The Great Plains Conference did not endorse a candidate in 2016, and in both 2008 and 2012, the Kansas West Conference endorsed the Rev. Cheryl Jefferson Bell, who was not elected.
Candidates for the episcopacy will be voted upon at the South Central Jurisdictional Conference, July 15-18 at Woodland, Texas. Three current bishops — Earl Bledsoe of Northwest Texas and New Mexico, Michael Lowry of Central Texas and Michael McKee of North Texas — are scheduled to retire, leaving a potential trio of openings for episcopal leaders. The final number could change depending on actions of the General Conference in July.
Williamston said a group of clergy talked with her in 2015 and encouraged her to consider becoming a candidate.
“I almost fell out of my shoes then,” she said with a laugh. “It was not something I had thought about, honestly.”
By late 2017 and early 2018, Williamston said she grew in confidence that she would be the right person for the episcopacy.
“There’s been signs,” she said. “My mom and dad have encouraged me to keep going, because … they believed in what the church and the conference had allowed me to do and invested in me, that something was going on and that I needed to listen.”

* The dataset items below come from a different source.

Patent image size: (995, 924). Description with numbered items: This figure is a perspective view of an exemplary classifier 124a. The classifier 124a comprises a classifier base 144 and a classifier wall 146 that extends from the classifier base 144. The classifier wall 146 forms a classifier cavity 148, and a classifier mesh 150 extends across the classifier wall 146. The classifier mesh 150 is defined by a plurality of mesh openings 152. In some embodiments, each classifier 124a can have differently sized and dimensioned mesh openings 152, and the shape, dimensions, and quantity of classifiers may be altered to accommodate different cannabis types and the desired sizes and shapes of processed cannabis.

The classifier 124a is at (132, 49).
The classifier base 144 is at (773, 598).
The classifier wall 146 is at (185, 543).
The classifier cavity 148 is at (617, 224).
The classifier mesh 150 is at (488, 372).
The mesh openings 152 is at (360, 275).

Her father died in 2018, and her mother lives in Topeka.
Williamston is remembered fondly by those in her home church, Asbury Mount Olive, Topeka’s only African-American United Methodist Church.
“I knew her when she was in the youth choir, and she just wanted to do more,” said Oliver Green, a longtime Asbury Mount Olive member and a lay delegate to the General Conference since 2004, as well as for 2020.
“I think she has a love of Christ, a love of the church,” he continued. “She’s had a transformed life; she’s been through some stuff. I think she can help the church move forward, plain and simply.”
Green’s wife, Johne, worked with Williamston when she returned with a preteen son to the church and helped with its new drama program.
“She spent quite a bit of time developing that,” Johne Green said.
“In my mind, she lives a transformed life, a life of gratitude,” she continued. “The conversations we had over the years … she had that love of the Lord, and you know when the Lord has brought you through something — I call it putting your feet on higher ground, when you live a whole different life than you ever could have imagined.”
Williamston, who was elected as a clergy delegate to the 2020 General Conference in Minneapolis earlier this year, has a son and seven grandchildren who live in Colorado. She said her gifts and graces include bringing cultural diversity and cultural insight to the conversation.
Self-described as compassionate, tenacious and adaptable, Williamston said she has long been a champion for the small church.
“I believe I bring a passion for the church and for the good news of Jesus Christ in making disciples to transform the world,” she said. “I am a person that is driven to see that local churches, especially in small places, know that they matter. ... I want them to know they’re part of the bigger picture.”
Williamston said she felt gratified by the vote of her fellow delegates.
“I’m surprised in some regards, but humbled and blessed by the Great Plains delegation and their confidence and belief in my abilities and gifts and graces,” Williamston said.